Fate has other plans and every intersection points only towards Gatlin so they give up fighting it and roll into town, where they soon discover an apparent lack of parental supervision, only aggressive teenagers. The only exceptions appear to be siblings Job and Sarah, who are immune to HWWBTR’s influence. Burt goes off to find help, while Vicky stays with Sarah – who can draw the future!!! – until she is abducted by a group of kids, led by sour-faced head enforcer and shouter of ‘outlandeeeer!’ a lot, Malachai (Gains), for sacrifice. Rescue mission, defeat the baddies, escape, blah blah blah.

children of the corn 1984

I can’t really pinpoint the appeal of Children of the Corn. It’s almost universally loathed (including by King, whose screenplay was re-written by Goldsmith), makes little sense, and lacks any sort of resolute climax, and what there is was drastically changed from the original story. Acting from the younger thespians is occasionally bumpy, though Gains and Franklin – as the in-need-of-a-slap Isaac – are effective and carry most of the weight – their bitchy arguments are also pretty funny. It could be the whole 80s-ness of it, the lack of explanation native to a lot of King’s writing, the Omen-lite choral music, or the supernatural variance on expected clichés – I mean, is it really a slasher flick? No, but it shares enough turf and visual motifs to kind of be included on the fringes – with shoulders-down shots of creeping loons closing in on unsuspecting victims, holding implements of destruction, boots slowly stalking from behind things…

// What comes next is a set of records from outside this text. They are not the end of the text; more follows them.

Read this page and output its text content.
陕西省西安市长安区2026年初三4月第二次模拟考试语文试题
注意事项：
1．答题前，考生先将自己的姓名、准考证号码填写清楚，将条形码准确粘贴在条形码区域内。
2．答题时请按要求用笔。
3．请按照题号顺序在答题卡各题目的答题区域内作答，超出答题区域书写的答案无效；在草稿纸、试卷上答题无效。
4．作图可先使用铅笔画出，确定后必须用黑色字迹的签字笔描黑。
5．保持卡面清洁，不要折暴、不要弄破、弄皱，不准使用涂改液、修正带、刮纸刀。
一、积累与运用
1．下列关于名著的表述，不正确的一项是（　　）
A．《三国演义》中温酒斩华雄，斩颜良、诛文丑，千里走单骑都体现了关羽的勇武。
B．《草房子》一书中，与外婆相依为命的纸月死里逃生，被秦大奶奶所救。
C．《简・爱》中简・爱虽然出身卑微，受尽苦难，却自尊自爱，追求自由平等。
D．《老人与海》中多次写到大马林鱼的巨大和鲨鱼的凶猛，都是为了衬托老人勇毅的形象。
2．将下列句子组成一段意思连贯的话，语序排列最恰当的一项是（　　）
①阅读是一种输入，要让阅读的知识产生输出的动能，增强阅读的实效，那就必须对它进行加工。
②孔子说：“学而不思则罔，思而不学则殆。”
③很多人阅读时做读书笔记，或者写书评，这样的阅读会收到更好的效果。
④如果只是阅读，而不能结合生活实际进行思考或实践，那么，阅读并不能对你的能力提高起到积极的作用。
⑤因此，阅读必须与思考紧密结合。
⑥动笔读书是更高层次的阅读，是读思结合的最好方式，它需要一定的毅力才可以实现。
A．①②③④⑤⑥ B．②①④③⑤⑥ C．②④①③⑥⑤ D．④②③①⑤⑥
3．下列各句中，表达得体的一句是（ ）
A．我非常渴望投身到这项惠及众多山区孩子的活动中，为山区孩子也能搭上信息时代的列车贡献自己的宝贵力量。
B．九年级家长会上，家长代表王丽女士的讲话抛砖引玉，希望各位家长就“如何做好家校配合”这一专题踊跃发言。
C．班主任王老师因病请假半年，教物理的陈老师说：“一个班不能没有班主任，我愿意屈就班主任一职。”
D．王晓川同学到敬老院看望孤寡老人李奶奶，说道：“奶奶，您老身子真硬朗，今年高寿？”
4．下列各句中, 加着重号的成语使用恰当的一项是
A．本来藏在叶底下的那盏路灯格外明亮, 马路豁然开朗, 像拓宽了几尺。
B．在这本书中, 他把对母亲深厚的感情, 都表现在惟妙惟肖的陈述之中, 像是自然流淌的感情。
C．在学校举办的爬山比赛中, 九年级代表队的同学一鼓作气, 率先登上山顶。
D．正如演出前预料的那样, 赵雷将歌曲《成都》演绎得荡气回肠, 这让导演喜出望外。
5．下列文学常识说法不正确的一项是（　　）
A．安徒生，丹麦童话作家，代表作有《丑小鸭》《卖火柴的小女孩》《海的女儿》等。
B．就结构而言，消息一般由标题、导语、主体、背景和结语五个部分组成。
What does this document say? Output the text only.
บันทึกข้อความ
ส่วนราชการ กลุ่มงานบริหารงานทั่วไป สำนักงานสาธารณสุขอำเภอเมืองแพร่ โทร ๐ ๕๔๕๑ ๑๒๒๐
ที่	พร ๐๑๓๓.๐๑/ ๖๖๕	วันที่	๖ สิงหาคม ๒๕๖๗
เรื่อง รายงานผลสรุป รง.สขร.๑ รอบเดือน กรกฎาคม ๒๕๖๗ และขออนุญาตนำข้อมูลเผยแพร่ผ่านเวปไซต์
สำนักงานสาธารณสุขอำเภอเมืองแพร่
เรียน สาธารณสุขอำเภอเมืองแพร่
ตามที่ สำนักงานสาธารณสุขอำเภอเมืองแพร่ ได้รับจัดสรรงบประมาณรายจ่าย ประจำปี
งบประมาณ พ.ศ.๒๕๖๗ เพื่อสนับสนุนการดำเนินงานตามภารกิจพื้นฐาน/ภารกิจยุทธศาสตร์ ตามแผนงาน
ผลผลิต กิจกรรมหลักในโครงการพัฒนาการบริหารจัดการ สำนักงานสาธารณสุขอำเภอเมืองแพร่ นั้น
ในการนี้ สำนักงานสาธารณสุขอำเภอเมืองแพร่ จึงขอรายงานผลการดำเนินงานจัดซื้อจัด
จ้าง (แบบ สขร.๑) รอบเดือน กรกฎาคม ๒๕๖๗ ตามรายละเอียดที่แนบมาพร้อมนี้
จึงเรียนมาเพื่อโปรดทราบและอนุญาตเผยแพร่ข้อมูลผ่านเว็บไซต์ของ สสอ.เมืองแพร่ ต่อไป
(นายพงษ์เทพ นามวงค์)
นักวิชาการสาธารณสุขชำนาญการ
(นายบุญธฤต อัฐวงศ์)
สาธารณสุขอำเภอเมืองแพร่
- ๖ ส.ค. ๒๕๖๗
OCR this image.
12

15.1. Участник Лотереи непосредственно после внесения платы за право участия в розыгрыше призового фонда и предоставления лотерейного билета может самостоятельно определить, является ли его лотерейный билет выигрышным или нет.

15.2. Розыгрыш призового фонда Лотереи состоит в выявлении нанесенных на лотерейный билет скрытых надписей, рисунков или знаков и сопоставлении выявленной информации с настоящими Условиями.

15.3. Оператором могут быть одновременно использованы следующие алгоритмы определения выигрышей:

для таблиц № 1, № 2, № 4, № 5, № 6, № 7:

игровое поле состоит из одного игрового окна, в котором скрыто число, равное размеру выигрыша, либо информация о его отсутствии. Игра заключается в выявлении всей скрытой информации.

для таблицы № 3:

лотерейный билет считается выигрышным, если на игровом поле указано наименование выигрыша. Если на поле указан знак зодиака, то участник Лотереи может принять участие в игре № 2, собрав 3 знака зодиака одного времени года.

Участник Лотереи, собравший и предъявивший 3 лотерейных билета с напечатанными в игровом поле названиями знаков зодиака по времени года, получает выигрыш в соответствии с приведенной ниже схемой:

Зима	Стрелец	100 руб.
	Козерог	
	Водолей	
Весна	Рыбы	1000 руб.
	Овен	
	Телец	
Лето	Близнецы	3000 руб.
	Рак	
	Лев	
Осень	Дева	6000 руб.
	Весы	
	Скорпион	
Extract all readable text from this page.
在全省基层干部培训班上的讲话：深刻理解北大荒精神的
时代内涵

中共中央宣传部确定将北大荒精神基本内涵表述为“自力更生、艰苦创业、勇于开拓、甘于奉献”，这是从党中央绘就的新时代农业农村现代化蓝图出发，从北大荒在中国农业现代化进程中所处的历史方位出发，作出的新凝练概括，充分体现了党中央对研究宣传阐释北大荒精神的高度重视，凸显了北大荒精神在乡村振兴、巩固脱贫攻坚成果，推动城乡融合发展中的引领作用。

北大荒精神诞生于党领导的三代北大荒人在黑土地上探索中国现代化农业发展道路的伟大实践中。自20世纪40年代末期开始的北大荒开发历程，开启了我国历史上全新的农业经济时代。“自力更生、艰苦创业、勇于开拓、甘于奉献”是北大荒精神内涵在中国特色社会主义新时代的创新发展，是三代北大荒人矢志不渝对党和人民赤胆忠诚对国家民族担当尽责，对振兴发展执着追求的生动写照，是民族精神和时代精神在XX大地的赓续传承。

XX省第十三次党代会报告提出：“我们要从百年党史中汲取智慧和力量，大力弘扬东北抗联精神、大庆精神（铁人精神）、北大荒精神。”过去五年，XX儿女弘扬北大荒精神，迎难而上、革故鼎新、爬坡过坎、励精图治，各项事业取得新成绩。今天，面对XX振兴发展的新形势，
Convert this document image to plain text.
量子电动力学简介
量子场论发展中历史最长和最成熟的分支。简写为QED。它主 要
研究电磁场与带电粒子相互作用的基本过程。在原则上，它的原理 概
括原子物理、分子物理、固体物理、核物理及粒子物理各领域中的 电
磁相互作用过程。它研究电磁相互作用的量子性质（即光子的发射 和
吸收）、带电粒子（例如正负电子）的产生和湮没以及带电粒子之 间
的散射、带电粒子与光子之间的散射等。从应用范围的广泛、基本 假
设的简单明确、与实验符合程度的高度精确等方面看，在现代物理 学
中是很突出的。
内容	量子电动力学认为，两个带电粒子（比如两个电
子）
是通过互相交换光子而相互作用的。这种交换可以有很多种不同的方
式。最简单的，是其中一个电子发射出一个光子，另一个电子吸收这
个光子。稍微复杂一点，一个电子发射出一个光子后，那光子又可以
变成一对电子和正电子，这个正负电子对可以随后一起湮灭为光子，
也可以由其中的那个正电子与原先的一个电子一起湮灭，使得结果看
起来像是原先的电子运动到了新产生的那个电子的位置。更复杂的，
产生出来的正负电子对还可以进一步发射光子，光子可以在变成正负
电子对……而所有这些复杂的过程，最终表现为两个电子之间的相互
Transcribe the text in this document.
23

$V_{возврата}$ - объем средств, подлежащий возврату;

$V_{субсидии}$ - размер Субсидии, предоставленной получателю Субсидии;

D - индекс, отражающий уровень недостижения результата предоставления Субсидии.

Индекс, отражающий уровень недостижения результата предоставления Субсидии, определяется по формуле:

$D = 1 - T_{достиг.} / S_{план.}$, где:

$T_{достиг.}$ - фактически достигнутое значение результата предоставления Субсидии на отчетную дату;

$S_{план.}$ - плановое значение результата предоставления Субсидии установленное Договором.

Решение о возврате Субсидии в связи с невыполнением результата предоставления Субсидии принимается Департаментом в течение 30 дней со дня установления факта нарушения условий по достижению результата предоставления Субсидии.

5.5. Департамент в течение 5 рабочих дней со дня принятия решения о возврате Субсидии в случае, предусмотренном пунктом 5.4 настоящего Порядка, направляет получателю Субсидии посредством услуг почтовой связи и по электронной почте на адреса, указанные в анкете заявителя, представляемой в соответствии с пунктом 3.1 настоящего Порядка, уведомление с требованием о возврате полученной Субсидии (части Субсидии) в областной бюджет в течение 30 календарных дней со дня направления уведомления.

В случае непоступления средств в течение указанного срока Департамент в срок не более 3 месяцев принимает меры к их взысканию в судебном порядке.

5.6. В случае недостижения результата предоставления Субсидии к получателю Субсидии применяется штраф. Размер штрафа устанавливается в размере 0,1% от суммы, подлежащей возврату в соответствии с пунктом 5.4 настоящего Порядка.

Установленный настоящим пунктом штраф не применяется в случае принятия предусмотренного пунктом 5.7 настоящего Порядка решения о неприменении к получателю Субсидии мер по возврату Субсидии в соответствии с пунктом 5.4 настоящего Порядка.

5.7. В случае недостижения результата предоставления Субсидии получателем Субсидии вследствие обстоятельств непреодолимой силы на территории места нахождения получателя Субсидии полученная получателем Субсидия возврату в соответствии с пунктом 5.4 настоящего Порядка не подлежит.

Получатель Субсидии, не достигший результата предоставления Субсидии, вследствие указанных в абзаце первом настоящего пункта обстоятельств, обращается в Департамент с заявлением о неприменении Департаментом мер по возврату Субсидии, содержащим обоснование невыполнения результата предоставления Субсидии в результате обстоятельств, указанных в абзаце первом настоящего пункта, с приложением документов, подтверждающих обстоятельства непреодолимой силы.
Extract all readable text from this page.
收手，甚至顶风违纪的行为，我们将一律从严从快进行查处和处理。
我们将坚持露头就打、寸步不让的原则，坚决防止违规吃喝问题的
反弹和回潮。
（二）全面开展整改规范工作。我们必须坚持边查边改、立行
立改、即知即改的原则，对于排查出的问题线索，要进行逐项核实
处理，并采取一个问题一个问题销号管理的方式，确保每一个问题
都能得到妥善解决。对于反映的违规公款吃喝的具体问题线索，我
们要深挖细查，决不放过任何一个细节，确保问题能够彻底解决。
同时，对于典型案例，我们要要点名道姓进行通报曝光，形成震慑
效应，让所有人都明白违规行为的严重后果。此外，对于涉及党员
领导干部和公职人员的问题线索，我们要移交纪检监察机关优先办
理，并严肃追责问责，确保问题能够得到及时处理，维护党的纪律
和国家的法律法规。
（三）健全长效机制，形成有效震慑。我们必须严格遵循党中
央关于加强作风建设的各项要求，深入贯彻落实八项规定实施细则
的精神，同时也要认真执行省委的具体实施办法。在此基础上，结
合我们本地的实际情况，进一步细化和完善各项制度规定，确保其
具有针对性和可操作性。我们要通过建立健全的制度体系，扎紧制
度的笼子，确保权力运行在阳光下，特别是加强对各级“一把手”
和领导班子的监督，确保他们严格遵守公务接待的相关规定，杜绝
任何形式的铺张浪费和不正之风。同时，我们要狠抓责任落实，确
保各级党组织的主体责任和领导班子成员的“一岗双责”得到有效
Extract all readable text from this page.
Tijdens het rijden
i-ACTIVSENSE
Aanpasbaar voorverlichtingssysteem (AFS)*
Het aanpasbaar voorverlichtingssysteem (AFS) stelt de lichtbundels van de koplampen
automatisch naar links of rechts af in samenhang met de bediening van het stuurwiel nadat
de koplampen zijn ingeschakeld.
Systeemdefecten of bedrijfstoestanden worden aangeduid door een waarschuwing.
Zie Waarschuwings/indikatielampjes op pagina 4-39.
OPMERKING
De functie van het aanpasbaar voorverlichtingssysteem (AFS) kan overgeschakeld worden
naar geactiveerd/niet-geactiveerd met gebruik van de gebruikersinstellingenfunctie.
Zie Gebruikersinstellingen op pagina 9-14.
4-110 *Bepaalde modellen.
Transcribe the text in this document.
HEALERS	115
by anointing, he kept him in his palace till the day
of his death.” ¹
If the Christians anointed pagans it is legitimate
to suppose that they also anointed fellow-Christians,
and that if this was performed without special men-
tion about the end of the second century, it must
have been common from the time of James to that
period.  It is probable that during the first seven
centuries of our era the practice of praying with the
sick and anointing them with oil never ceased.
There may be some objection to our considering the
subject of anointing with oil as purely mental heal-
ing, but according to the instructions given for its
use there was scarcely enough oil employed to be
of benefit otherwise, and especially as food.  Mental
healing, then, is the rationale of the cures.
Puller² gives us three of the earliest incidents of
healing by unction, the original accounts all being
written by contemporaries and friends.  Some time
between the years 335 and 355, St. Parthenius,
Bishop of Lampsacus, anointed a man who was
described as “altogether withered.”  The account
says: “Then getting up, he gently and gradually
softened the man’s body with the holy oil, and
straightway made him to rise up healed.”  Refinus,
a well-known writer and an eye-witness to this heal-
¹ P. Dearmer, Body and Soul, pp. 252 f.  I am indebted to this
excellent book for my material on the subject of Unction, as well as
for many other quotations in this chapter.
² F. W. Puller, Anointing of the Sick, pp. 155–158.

children of the corn 1984 linda hamilton

My family are evangelicals so the whole anti-religion subtext is pertinent. There’s also the fact that Isaac looks and acts almost exactly like someone I couldn’t stand from years ago. Punchable. I wouldn’t be against a high-end remake of this – the 2009 attempt was a headache in every aspect – and I guess they’d cast a bunch of GAP Kids models, but for now I guess they’ll just keep on churning out the cheaper and cheaper looking sequels.

Blurbs-of-interest: Peter Horton was in Fade to Black; Franklin resumed the role of Isaac in Part 666; Gains was in The Landlady and Candy Corn.

3 comments

  • I actually liked the 2009 version better than this, as 2009 was more faithful to the story.

  • I only read the story this year and was shocked at how short it is – I expected a novella for some reason.

  • Y’know, there is a slasher-esque novel by King titled The Dark Half about some psycho slashing up people responsible for ending a writer’s alter ego. It’s movie adaptation, though, is a full on slasher flick.